Just thought I'd let you guys know I won't be hear for a week, starting tomorrow. I'm going camping in Devon or Cornwall 9I can never tell which), and there's no internet connection at the campsite (Even if there was I doubt I'd be allowed to use it - we're meant to be on holiday).

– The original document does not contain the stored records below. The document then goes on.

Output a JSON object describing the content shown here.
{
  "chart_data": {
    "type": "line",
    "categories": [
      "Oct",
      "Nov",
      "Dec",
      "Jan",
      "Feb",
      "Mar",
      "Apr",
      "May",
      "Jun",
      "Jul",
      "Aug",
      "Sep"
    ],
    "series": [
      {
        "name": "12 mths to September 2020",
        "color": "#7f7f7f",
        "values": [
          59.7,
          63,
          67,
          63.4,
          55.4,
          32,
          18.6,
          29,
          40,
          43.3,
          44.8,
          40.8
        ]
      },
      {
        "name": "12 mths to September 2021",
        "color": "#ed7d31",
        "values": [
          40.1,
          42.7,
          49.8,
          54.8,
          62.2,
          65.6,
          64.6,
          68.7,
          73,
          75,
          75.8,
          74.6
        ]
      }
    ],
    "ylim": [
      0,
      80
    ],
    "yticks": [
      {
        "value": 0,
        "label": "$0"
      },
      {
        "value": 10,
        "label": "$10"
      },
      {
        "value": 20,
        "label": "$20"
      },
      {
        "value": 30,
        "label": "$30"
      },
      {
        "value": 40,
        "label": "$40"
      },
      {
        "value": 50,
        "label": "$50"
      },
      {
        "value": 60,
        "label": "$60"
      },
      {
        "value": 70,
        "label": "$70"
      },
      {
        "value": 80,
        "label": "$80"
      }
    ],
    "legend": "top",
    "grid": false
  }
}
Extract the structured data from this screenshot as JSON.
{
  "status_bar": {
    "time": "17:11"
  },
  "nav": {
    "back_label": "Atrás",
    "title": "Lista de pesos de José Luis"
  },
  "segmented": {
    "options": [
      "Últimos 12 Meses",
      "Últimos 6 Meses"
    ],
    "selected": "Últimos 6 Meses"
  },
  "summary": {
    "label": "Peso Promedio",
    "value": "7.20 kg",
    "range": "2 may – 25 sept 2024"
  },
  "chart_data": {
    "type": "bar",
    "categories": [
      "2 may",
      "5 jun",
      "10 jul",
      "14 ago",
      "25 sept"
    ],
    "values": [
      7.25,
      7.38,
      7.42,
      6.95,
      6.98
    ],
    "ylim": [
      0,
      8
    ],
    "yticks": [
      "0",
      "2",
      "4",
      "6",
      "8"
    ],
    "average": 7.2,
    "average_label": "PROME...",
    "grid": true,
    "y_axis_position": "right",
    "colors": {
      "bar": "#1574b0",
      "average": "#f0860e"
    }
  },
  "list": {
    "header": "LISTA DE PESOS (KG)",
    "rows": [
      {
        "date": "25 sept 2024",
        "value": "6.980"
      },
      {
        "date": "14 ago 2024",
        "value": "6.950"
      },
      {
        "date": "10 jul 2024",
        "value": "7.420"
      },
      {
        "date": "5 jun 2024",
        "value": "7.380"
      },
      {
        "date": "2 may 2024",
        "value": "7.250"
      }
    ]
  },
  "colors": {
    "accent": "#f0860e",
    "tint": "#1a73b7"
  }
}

So, as of tonight, au revoir.


----------



## CNiall (Jul 31, 2008)

Bye?
(wasn't there a thread for this pre-wipe?)


----------



## Zeph (Jul 31, 2008)

Maybe there was, maybe there wasn't. Either way, there isn't anymore.


----------



## Flareth (Jul 31, 2008)

Bye!

Also...

Wild FLARETH fled!

Also going caping starting tomorrow and going on til Monday.


----------



## Yarnchu (Jul 31, 2008)

I haven't been outside of the house lately. I feel like a hermit. You guys are lucky. All I can look foward to besides school is the newest AVGN, WTF pokemon, and a new sbemail.


----------



## Noctowl (Jul 31, 2008)

Bye bye Castform. Have fun and all that. ^^


----------



## Zeph (Jul 31, 2008)

Thanks guys :þ


----------



## S. E. (Jul 31, 2008)

SHINY EEVEE used GOODBYE!

...so, yeah. I hope you have fun!


----------



## Tailsy (Jul 31, 2008)

You know, you could've just put a note in your sig.


----------



## @lex (Jul 31, 2008)

So, you're wild now, are you?

FIGURES.


----------